これから、たどるときには、この映像がうかぶように、つまり、実際に書けなくても、

横、足2×2、反対の横、頭に3つ、ランドセル2つ

というようにイメージ化して再現することが大事です。

それでは説明します。

べし

「む」とほぼ同じですが、「む」よりやや強い。

職能についてはほぼ同じと考えてよいと思います。厳密にいえば違いますが、初期段階は気にしない方がいいですよ。

らむ・けむ

ここは「現在」と「過去」の対比です。

まず、このセットを覚えましょう。

「らむ」は「り」つまり存続「ている」がついたイメージ。

「けむ」は「けり」つまり過去「た」がついたイメージ。

というわけで、

「らむ」は「現在なんとか」

「けむ」は「過去なんとか」

という感じ。

「なんとか」は最低3種類、「つもり・意志」「だろう・推量」「ような・婉曲」を覚えておくこと。「らむ」なら「ている・つもり」「ている・だろう」「ている・ような」の3種類ということです。

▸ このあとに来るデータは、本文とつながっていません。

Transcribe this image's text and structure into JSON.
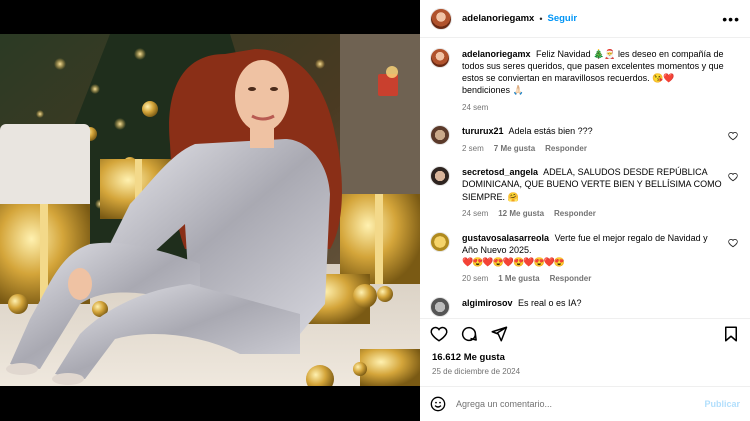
{
  "header": {
    "username": "adelanoriegamx",
    "separator": "•",
    "follow_label": "Seguir",
    "more_icon": "more-horizontal-icon"
  },
  "caption": {
    "username": "adelanoriegamx",
    "text": "Feliz Navidad 🎄🎅 les deseo en compañía de todos sus seres queridos, que pasen excelentes momentos y que estos se conviertan en maravillosos recuerdos. 😘❤️ bendiciones 🙏🏻",
    "time": "24 sem"
  },
  "comments": [
    {
      "username": "tururux21",
      "text": "Adela estás bien ???",
      "time": "2 sem",
      "likes": "7 Me gusta",
      "reply": "Responder"
    },
    {
      "username": "secretosd_angela",
      "text": "ADELA, SALUDOS DESDE REPÚBLICA DOMINICANA, QUE BUENO VERTE BIEN Y BELLÍSIMA COMO SIEMPRE. 🤗",
      "time": "24 sem",
      "likes": "12 Me gusta",
      "reply": "Responder"
    },
    {
      "username": "gustavosalasarreola",
      "text": "Verte fue el mejor regalo de Navidad y Año Nuevo 2025.",
      "emojis": "❤️😍❤️😍❤️😍❤️😍❤️😍",
      "time": "20 sem",
      "likes": "1 Me gusta",
      "reply": "Responder"
    },
    {
      "username": "algimirosov",
      "text": "Es real o es IA?"
    }
  ],
  "post": {
    "likes": "16.612 Me gusta",
    "date": "25 de diciembre de 2024"
  },
  "add_comment": {
    "placeholder": "Agrega un comentario...",
    "publish_label": "Publicar"
  },
  "colors": {
    "accent": "#0095f6",
    "publish_disabled": "#b2dffc",
    "muted": "#737373"
  }
}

実際には、違う用法もありますが、1周目はこんなもんでいいと思います。また、大事な1周目が終わったら、細部についてはきちんと説明しますね。まだやってないことは実はたくさん。でも、この「細部」がMARCHレベルで問われるので、逆にいうとこの基本がわからないようではかなり厳しいですよ。

 

めり・なり

めり=見あり=語呂なら目でもいいですね。

なり=音あり=語呂なら鳴りでもいいですね。

要は目で見た推量と音で聞いた推量です。

目で見るというのは、「私が見たところ〇〇だろう」ということ。根拠もとぼしく、決めつけに近い。だから、主観性の強い推量。職能は推定なんていったりします。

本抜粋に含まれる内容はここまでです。